Example 1: preparation of 2- (4-cyanophenyl) -6-methoxybenzo [ d ] -1, 3-oxazin-4-one (I)
Figure BDA0001346183930000101
To a 150mL reaction flask were added 5.0g of 5-methoxy-2-aminobenzoic acid (29.9mmol) and 25mL of dichloromethane, and after stirring to dissolve the clear, 5.0mL of Triethylamine (TEA) (36.1mmol) was added. The mixed solution is cooled to 0-10 ℃, and 5.9g of 4-cyanobenzoyl chloride is dripped into the mixed solution(35.6mmol) in toluene (25mL), and the reaction mixture was warmed to room temperature and stirred for 8 hours. After TLC detection of 5-methoxy-2-aminobenzoic acid reaction, 35mL of purified water was added to wash the reaction solution. The organic layer was separated, heated to toluene reflux temperature and stirred for 2 hours. After TLC detection reaction is completed, the reaction liquid is slowly cooled to 0-10 ℃, and precipitated solid is filtered, washed and dried to obtain 7.36g of the compound I, wherein the yield is 88.6%, and the purity is 99.8%.1H-NMR(500MHz,CDCl3):δ8.12(d,2H,J=7.8Hz),7.83(d,2H,J=7.8Hz),7.74(s,1H),7.40(d,1H,J=8.1Hz),7.31(d,1H,J=8.1Hz),3.86(s,3H)。13C-NMR(125MHz,CDCl3):δ159.1,157.8,149.6,146.6,136.5,133.6,129.5,128.5,126.6,125.3,118.4,114.8,114.7,114.5,110.1,55.6。ESI-MS:m/z279.32[M+H]+
Example 2: preparation of 2- (4-cyanophenyl) -6-methoxybenzo [ d ] -1, 3-oxazin-4-one (I)

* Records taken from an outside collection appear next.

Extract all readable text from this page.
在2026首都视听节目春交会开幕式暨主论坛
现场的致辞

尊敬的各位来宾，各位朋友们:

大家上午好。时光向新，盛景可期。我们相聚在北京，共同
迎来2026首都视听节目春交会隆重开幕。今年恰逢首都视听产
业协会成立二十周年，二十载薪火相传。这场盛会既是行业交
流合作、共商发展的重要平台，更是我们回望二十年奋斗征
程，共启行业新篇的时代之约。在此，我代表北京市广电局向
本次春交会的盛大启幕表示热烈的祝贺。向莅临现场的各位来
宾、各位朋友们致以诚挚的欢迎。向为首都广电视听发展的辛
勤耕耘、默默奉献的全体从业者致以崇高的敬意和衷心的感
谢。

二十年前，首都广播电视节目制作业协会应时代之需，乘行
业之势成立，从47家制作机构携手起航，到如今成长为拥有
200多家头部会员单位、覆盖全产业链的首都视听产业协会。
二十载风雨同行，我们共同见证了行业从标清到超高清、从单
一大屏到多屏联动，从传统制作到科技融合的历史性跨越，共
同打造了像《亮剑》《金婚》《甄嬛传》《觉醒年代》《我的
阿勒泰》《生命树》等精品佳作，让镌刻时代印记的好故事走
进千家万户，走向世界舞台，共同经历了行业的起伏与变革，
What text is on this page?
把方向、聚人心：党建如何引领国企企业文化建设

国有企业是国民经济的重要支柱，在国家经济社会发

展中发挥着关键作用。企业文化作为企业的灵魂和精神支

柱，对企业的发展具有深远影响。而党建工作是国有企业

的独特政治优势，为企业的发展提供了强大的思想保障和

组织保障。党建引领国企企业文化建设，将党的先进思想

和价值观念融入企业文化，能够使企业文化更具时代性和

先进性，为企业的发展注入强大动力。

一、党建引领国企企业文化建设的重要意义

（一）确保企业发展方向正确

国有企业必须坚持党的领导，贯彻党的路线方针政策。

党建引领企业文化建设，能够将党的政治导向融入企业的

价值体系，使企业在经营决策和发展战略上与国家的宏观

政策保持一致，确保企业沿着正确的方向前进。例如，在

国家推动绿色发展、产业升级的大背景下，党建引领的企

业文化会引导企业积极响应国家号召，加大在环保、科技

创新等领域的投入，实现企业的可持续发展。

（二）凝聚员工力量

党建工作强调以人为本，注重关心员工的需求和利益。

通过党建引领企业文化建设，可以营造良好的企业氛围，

Figure BDA0001346183930000102
A100 mL reaction flask was charged with 2.0g of 5-methoxy-2-aminobenzoic acid (12.0mmol), 10mL of dichloromethane, and 1mL of methyl morpholine (NMM), stirred to dissolve, cooled to 0-10 deg.C, and to the mixture was added 1.76g of 4-cyanobenzoic acid (12.0mmol) and 1.8g of isobutyl chloroformate. The reaction solution was warmed to room temperature and stirred for 5 hours. Detecting 5-methoxy-2-aminobenzoic acid by TLC, concentrating the reaction solution at 35-45 deg.C under reduced pressure to dry, adding 10mL carbon tetrachloride (CCl) into the slurry4) And 3.46g of triphenylphosphine (13.2mmol), reacting at 30-35 ℃ for 5 hours, after TLC detection reaction, adding 50mL of n-hexane into the reaction solution, precipitating suspended matters, stirring for 30 minutes, filtering, and drying the solid to obtain 2.84g of a compound I, wherein the yield is 85.2%, and the purity is 99.6%.
Example 3: preparation of 2- (4-cyanophenyl) -6-methoxybenzo [ d ] -1, 3-oxazin-4-one (I)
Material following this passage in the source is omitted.